With about a week left in the legislative session there is no agreement on a transportation bill to pay for fixing Minnesota’s crumbling roads and bridges. Both Democrats and Republicans say it is a priority. Democrats would like a solution that is more long-term using an increase in the gas tax. Republicans would rather use general fund money. House Speaker Kurt Daudt has told supporters he would rather use general fund money to “start to starve out the general fund so we move revenue that’s currently going into the general fund, which is a really good thing.” Democrats say that’s a non-starter because it would impact education and other programs.
“This is the problem when you hire the people who drafted your attack literature in the last campaign to run your legislative agenda,” said DFL Deputy Minority Leader Melissa Hortman when she was asked if Republicans really want a transportation bill.

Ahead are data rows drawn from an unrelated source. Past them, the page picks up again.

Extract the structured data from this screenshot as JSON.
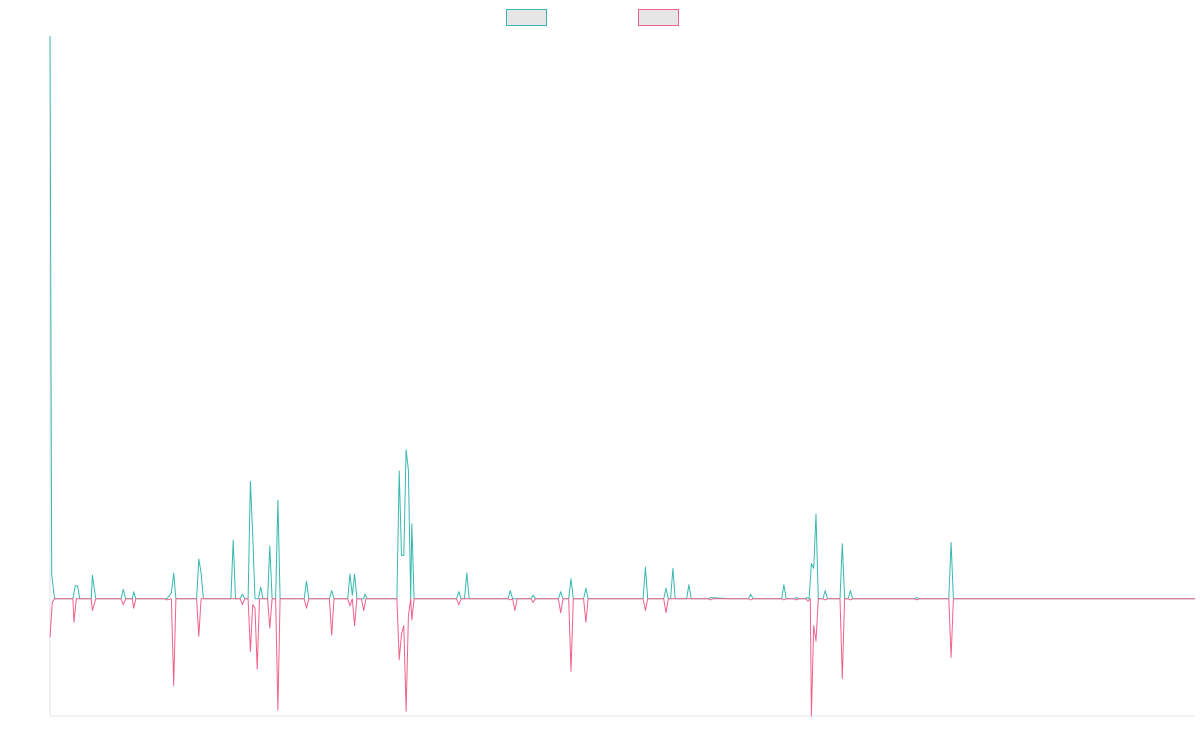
{
  "chart_data": {
    "type": "line",
    "title": "",
    "xlabel": "",
    "ylabel": "",
    "legend_placement": "top-center",
    "grid": false,
    "x_range": [
      0,
      1000
    ],
    "ylim": [
      -1.0,
      4.8
    ],
    "series": [
      {
        "color": "#36b9b1",
        "fill": "#e6e6e6",
        "points": [
          [
            0,
            4.8
          ],
          [
            1.5,
            0.2
          ],
          [
            4,
            0.0
          ],
          [
            20,
            0.0
          ],
          [
            22,
            0.11
          ],
          [
            24,
            0.11
          ],
          [
            26,
            0.0
          ],
          [
            36,
            0.0
          ],
          [
            37,
            0.2
          ],
          [
            40,
            0.0
          ],
          [
            62,
            0.0
          ],
          [
            64,
            0.08
          ],
          [
            66,
            0.0
          ],
          [
            72,
            0.0
          ],
          [
            73,
            0.06
          ],
          [
            75,
            0.0
          ],
          [
            100,
            0.0
          ],
          [
            102,
            0.0
          ],
          [
            106,
            0.05
          ],
          [
            108,
            0.22
          ],
          [
            110,
            0.0
          ],
          [
            128,
            0.0
          ],
          [
            130,
            0.34
          ],
          [
            132,
            0.22
          ],
          [
            134,
            0.0
          ],
          [
            158,
            0.0
          ],
          [
            160,
            0.5
          ],
          [
            162,
            0.0
          ],
          [
            166,
            0.0
          ],
          [
            168,
            0.04
          ],
          [
            170,
            0.0
          ],
          [
            173,
            0.0
          ],
          [
            175,
            1.0
          ],
          [
            177,
            0.55
          ],
          [
            179,
            0.0
          ],
          [
            182,
            0.0
          ],
          [
            184,
            0.1
          ],
          [
            186,
            0.0
          ],
          [
            190,
            0.0
          ],
          [
            192,
            0.45
          ],
          [
            194,
            0.0
          ],
          [
            197,
            0.0
          ],
          [
            199,
            0.84
          ],
          [
            201,
            0.0
          ],
          [
            222,
            0.0
          ],
          [
            224,
            0.15
          ],
          [
            226,
            0.0
          ],
          [
            244,
            0.0
          ],
          [
            246,
            0.07
          ],
          [
            248,
            0.0
          ],
          [
            260,
            0.0
          ],
          [
            262,
            0.21
          ],
          [
            264,
            0.03
          ],
          [
            266,
            0.21
          ],
          [
            268,
            0.0
          ],
          [
            274,
            0.0
          ],
          [
            275,
            0.04
          ],
          [
            277,
            0.0
          ],
          [
            303,
            0.0
          ],
          [
            305,
            1.09
          ],
          [
            307,
            0.37
          ],
          [
            309,
            0.37
          ],
          [
            311,
            1.27
          ],
          [
            313,
            1.1
          ],
          [
            315,
            0.0
          ],
          [
            316,
            0.64
          ],
          [
            318,
            0.0
          ],
          [
            355,
            0.0
          ],
          [
            357,
            0.06
          ],
          [
            359,
            0.0
          ],
          [
            362,
            0.0
          ],
          [
            364,
            0.22
          ],
          [
            366,
            0.0
          ],
          [
            400,
            0.0
          ],
          [
            402,
            0.07
          ],
          [
            404,
            0.0
          ],
          [
            420,
            0.0
          ],
          [
            422,
            0.03
          ],
          [
            424,
            0.0
          ],
          [
            444,
            0.0
          ],
          [
            446,
            0.06
          ],
          [
            448,
            0.0
          ],
          [
            453,
            0.0
          ],
          [
            455,
            0.17
          ],
          [
            457,
            0.0
          ],
          [
            466,
            0.0
          ],
          [
            468,
            0.09
          ],
          [
            470,
            0.0
          ],
          [
            518,
            0.0
          ],
          [
            520,
            0.27
          ],
          [
            522,
            0.0
          ],
          [
            536,
            0.0
          ],
          [
            538,
            0.09
          ],
          [
            540,
            0.0
          ],
          [
            542,
            0.0
          ],
          [
            544,
            0.26
          ],
          [
            546,
            0.0
          ],
          [
            556,
            0.0
          ],
          [
            558,
            0.12
          ],
          [
            560,
            0.0
          ],
          [
            575,
            0.0
          ],
          [
            577,
            0.01
          ],
          [
            594,
            0.0
          ],
          [
            596,
            0.0
          ],
          [
            610,
            0.0
          ],
          [
            612,
            0.04
          ],
          [
            614,
            0.0
          ],
          [
            639,
            0.0
          ],
          [
            641,
            0.12
          ],
          [
            643,
            0.0
          ],
          [
            650,
            0.0
          ],
          [
            652,
            0.01
          ],
          [
            654,
            0.0
          ],
          [
            660,
            0.0
          ],
          [
            661,
            0.01
          ],
          [
            663,
            0.0
          ],
          [
            665,
            0.3
          ],
          [
            667,
            0.26
          ],
          [
            669,
            0.72
          ],
          [
            671,
            0.0
          ],
          [
            675,
            0.0
          ],
          [
            677,
            0.07
          ],
          [
            679,
            0.0
          ],
          [
            690,
            0.0
          ],
          [
            692,
            0.47
          ],
          [
            694,
            0.0
          ],
          [
            697,
            0.0
          ],
          [
            699,
            0.07
          ],
          [
            701,
            0.0
          ],
          [
            755,
            0.0
          ],
          [
            757,
            0.01
          ],
          [
            759,
            0.0
          ],
          [
            785,
            0.0
          ],
          [
            787,
            0.48
          ],
          [
            789,
            0.0
          ],
          [
            800,
            0.0
          ],
          [
            1000,
            0.0
          ]
        ]
      },
      {
        "color": "#f0628a",
        "fill": "#e6e6e6",
        "points": [
          [
            0,
            -0.33
          ],
          [
            2,
            -0.03
          ],
          [
            4,
            0.0
          ],
          [
            20,
            0.0
          ],
          [
            21,
            -0.2
          ],
          [
            23,
            0.0
          ],
          [
            36,
            0.0
          ],
          [
            37,
            -0.1
          ],
          [
            40,
            0.0
          ],
          [
            62,
            0.0
          ],
          [
            64,
            -0.05
          ],
          [
            66,
            0.0
          ],
          [
            72,
            0.0
          ],
          [
            73,
            -0.08
          ],
          [
            75,
            0.0
          ],
          [
            100,
            0.0
          ],
          [
            102,
            -0.01
          ],
          [
            106,
            0.0
          ],
          [
            108,
            -0.74
          ],
          [
            110,
            0.0
          ],
          [
            128,
            0.0
          ],
          [
            130,
            -0.32
          ],
          [
            132,
            0.0
          ],
          [
            166,
            0.0
          ],
          [
            168,
            -0.05
          ],
          [
            170,
            0.0
          ],
          [
            173,
            0.0
          ],
          [
            175,
            -0.45
          ],
          [
            177,
            -0.05
          ],
          [
            179,
            -0.08
          ],
          [
            181,
            -0.6
          ],
          [
            183,
            0.0
          ],
          [
            190,
            0.0
          ],
          [
            192,
            -0.25
          ],
          [
            194,
            0.0
          ],
          [
            197,
            0.0
          ],
          [
            199,
            -0.95
          ],
          [
            201,
            0.0
          ],
          [
            222,
            0.0
          ],
          [
            224,
            -0.08
          ],
          [
            226,
            0.0
          ],
          [
            244,
            0.0
          ],
          [
            246,
            -0.31
          ],
          [
            248,
            0.0
          ],
          [
            260,
            0.0
          ],
          [
            262,
            -0.06
          ],
          [
            264,
            0.0
          ],
          [
            266,
            -0.23
          ],
          [
            268,
            0.0
          ],
          [
            272,
            0.0
          ],
          [
            274,
            -0.1
          ],
          [
            276,
            0.0
          ],
          [
            303,
            0.0
          ],
          [
            305,
            -0.52
          ],
          [
            307,
            -0.3
          ],
          [
            309,
            -0.23
          ],
          [
            311,
            -0.96
          ],
          [
            313,
            -0.15
          ],
          [
            315,
            0.0
          ],
          [
            316,
            -0.18
          ],
          [
            318,
            0.0
          ],
          [
            355,
            0.0
          ],
          [
            357,
            -0.05
          ],
          [
            359,
            0.0
          ],
          [
            400,
            0.0
          ],
          [
            402,
            -0.01
          ],
          [
            404,
            0.0
          ],
          [
            406,
            -0.1
          ],
          [
            408,
            0.0
          ],
          [
            420,
            0.0
          ],
          [
            422,
            -0.03
          ],
          [
            424,
            0.0
          ],
          [
            444,
            0.0
          ],
          [
            446,
            -0.12
          ],
          [
            448,
            0.0
          ],
          [
            453,
            0.0
          ],
          [
            455,
            -0.62
          ],
          [
            457,
            0.0
          ],
          [
            466,
            0.0
          ],
          [
            468,
            -0.2
          ],
          [
            470,
            0.0
          ],
          [
            518,
            0.0
          ],
          [
            520,
            -0.1
          ],
          [
            522,
            0.0
          ],
          [
            536,
            0.0
          ],
          [
            538,
            -0.12
          ],
          [
            540,
            0.0
          ],
          [
            575,
            0.0
          ],
          [
            577,
            -0.01
          ],
          [
            579,
            0.0
          ],
          [
            594,
            0.0
          ],
          [
            596,
            0.0
          ],
          [
            610,
            0.0
          ],
          [
            612,
            -0.01
          ],
          [
            614,
            0.0
          ],
          [
            639,
            0.0
          ],
          [
            641,
            -0.01
          ],
          [
            643,
            0.0
          ],
          [
            650,
            0.0
          ],
          [
            652,
            -0.01
          ],
          [
            654,
            0.0
          ],
          [
            660,
            0.0
          ],
          [
            662,
            -0.02
          ],
          [
            664,
            0.0
          ],
          [
            665,
            -1.0
          ],
          [
            667,
            -0.23
          ],
          [
            669,
            -0.36
          ],
          [
            671,
            0.0
          ],
          [
            675,
            0.0
          ],
          [
            677,
            -0.01
          ],
          [
            679,
            0.0
          ],
          [
            690,
            0.0
          ],
          [
            692,
            -0.68
          ],
          [
            694,
            0.0
          ],
          [
            697,
            0.0
          ],
          [
            699,
            -0.01
          ],
          [
            701,
            0.0
          ],
          [
            755,
            0.0
          ],
          [
            757,
            -0.01
          ],
          [
            759,
            0.0
          ],
          [
            785,
            0.0
          ],
          [
            787,
            -0.5
          ],
          [
            789,
            0.0
          ],
          [
            800,
            0.0
          ],
          [
            1000,
            0.0
          ]
        ]
      }
    ]
  }
}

Hortman says Republicans could make a deal “but then they lose the campaign issue of ‘Republicans stopped a gas tax.’”
“I honestly don’t think they want a transportation bill because their friends have already written the attack literature.”
Video of GOP and DFL news conferences on transportation bill
Video above: Deputy Minority Leaders Melissa Hortman and Erin Murphy on Republican motivations
Video below: GOP and DFL news conferences on transportation bill
Are you convinced that House Republicans want a transportation bill?
Rep. Melissa Hortman: I would like to speak to that because I think this is the problem when you hire the people who drafted your attack literature in the last campaign to run your legislative agenda. The legislative agenda is geared toward attack literature. We have a $900 million surplus, $500 million ongoing. We certainly could reach a deal on a bonding bill that’s in the middle. We could do a responsible transportation bill. But then they lose the campaign issue of “Republicans stopped a gas tax.”
In a way I’m relieved that that’s all their going to run on. That all they can tell Minnesota is what they’re against. They can’t tell Minnesota what they’re for. And I honestly don’t think they want a transportation bill because their friends have already written the attack literature.
Rep. Erin Murphy: We know what it’s like at the end of the session when you are working to reach the conclusion that you want to reach. We know what that’s like. We’ve all done that together. And these last weeks can be very intense as you’re moving your agenda through using the rules and the procedures of course that are in place. I don’t feel that urgency at all in this House leadership in the Minnesota House of Representatives and I think that we’ve been hearing more from the Republican leadership about who’s to blame for the failure of this session than we’re hearing anything about what they’re going to do to actually accomplish what they said they would do for the people of Minnesota.